As investigações sobre o homicídio de um jornalista paraguaio em Ponta Porã, a 326 km de Campo Grande, tiveram reforço da polícia do Paraguai nesta sexta-feira (6), segundo informou o delegado Patrick Linares, titular da 2ª Delegacia de Polícia Civil da cidade.

O crime aconteceu na fronteira do Brasil com o Paraguai na quinta-feira (5). Ao G1, Linares disse que as duas polícias estão trabalhando em conjunto em busca de pistas sobre os suspeitos do crime. Ninguém foi preso até o momento.

“Estamos juntando forças e trocando informações, principalmente em razão da vítima ser paraguaia e de ter morado até um pouco atrás no país vizinho, e também porque crime foi praticado de forma parecida de outras execuções em que os autores correram para o Paraguai”, explicou Linares.

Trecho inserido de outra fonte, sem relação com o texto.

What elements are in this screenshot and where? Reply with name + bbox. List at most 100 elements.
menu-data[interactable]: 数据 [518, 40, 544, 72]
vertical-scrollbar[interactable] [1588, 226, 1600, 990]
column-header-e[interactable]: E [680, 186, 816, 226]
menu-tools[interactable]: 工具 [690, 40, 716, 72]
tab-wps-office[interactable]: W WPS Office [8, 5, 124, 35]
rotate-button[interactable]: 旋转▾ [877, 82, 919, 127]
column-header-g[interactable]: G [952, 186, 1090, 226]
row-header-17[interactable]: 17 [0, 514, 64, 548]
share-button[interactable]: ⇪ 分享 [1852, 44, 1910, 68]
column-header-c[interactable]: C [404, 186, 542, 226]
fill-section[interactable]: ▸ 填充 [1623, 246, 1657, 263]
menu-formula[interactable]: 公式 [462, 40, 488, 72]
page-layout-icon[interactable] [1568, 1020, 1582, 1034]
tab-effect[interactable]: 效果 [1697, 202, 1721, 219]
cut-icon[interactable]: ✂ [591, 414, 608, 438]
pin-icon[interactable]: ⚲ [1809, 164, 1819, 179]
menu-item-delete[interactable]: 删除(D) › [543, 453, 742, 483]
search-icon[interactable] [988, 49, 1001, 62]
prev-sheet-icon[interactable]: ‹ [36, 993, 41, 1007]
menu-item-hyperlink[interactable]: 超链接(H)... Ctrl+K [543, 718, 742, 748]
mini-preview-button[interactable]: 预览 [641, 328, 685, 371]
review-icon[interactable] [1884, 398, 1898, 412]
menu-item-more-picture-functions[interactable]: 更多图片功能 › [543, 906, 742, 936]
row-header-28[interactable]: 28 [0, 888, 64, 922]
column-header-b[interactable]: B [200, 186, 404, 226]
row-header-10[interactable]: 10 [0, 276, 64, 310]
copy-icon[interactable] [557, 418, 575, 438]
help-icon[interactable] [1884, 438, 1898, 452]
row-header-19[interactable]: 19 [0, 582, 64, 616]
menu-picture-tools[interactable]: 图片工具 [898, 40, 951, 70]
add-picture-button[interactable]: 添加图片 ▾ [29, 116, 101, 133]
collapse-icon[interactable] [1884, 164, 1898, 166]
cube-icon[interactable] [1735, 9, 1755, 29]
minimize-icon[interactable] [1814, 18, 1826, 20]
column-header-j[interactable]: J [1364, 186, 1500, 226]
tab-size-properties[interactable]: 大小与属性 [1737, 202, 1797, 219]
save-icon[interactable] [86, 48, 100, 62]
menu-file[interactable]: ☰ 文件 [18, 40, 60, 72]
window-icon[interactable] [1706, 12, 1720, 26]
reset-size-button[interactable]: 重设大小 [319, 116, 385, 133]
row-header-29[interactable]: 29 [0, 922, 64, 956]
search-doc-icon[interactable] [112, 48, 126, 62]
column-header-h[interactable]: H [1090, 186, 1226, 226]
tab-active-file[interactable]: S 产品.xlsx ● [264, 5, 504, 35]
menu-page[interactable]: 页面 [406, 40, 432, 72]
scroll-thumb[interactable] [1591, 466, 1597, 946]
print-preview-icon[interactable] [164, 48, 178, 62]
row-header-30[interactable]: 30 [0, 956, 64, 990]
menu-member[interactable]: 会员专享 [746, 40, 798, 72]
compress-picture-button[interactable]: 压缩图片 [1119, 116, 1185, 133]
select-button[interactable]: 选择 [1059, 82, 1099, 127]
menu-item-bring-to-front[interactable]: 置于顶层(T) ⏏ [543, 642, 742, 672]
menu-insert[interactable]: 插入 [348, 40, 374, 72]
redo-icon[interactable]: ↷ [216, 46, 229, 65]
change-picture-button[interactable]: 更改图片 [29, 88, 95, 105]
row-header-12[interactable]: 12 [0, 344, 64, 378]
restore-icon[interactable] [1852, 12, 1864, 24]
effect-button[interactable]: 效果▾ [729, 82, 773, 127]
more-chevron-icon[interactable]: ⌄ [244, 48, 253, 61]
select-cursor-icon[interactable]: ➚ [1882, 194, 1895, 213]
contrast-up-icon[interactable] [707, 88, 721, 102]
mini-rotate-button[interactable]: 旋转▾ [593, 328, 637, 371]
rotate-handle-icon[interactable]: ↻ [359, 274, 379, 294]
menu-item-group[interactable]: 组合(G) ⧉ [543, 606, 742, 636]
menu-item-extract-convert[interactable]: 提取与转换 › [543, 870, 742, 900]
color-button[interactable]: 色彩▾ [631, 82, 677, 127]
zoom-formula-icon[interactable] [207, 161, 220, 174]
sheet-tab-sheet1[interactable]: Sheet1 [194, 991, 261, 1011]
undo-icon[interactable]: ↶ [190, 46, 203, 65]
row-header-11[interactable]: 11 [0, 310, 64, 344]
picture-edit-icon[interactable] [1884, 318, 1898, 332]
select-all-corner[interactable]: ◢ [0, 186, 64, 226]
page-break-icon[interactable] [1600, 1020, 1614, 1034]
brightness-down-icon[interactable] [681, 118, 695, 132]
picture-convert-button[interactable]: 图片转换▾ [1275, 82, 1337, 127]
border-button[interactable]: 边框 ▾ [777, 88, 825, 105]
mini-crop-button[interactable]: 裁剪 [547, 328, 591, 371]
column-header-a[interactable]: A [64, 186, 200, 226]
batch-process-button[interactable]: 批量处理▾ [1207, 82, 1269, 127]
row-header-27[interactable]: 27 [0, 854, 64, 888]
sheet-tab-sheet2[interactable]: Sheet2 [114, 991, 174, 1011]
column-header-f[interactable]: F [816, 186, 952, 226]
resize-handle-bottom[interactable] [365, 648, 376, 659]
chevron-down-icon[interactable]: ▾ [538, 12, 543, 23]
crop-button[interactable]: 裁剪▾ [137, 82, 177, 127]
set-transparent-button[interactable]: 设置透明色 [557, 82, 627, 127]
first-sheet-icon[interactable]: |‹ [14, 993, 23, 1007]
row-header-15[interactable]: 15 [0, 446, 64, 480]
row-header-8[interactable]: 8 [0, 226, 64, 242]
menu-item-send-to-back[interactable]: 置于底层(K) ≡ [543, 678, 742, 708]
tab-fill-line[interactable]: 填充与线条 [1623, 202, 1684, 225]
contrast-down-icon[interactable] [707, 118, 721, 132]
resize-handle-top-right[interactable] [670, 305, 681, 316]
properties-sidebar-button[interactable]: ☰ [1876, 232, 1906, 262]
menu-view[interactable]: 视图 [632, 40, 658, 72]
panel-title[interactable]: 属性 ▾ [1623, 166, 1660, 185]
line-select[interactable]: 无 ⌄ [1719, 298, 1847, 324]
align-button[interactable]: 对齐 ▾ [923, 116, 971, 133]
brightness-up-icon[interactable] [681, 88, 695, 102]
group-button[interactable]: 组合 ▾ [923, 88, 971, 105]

Ainda segundo o delegado, uma das principais dificuldades da investigação é conseguir informações sobre o crime porque as pessoas têm medo de denunciar.

“O problema é que pela cultura do local as pessoas têm muito medo de falar com a polícia e isso dificulta bastante nosso trabalho. Uma coisa é a gente saber como aconteceu, outra coisa é provar isso juridicamente para gerar denúncia e condenação criminal”, afirmou.

Execução
O jornalista paraguaio de 44 anos foi morto a tiros na tarde desta quinta-feira (5), na rua João Gualberto Cabral esquina com a rua Afonso Pena, no bairro da Granja, por volta das 14h30 (de MS). A vítima estava em uma motocicleta quando foi atingida pelos disparos.

Segundo a Polícia Civil, a vítima trabalhava como locutor em um programa de rádio de uma emissora paraguaia. Conforme Linares, a princípio, o crime teria sido praticado por dois homens em uma motocicleta.

Imagens das câmeras de segurança próximo ao local da morte estão sendo analisadas pela polícia e devem permanecer em sigilo para não prejudicar as investigações.

No local do crime, de acordo com o delegado, foram apreendidos cápsulas de arma de fogo que se assemelham às de pistola de calibre de nove milímetros, mas só a perícia poderá confirmar qual arma foi usada.

Familiares da vítima forma ouvidos pela polícia e informaram que ele também trabalhava em uma rádio autônoma no Paraguai. “Ninguém da família tem informações a respeito da morte ou sabe dizer o que poderia ter provocado o crime. Também não relataram ameaça”, informou o delegado.

Ainda segundo Linares, foi instaurado um inquérito para investigar o caso e a polícia tem o prazo inicial de 30 dias para conclusão.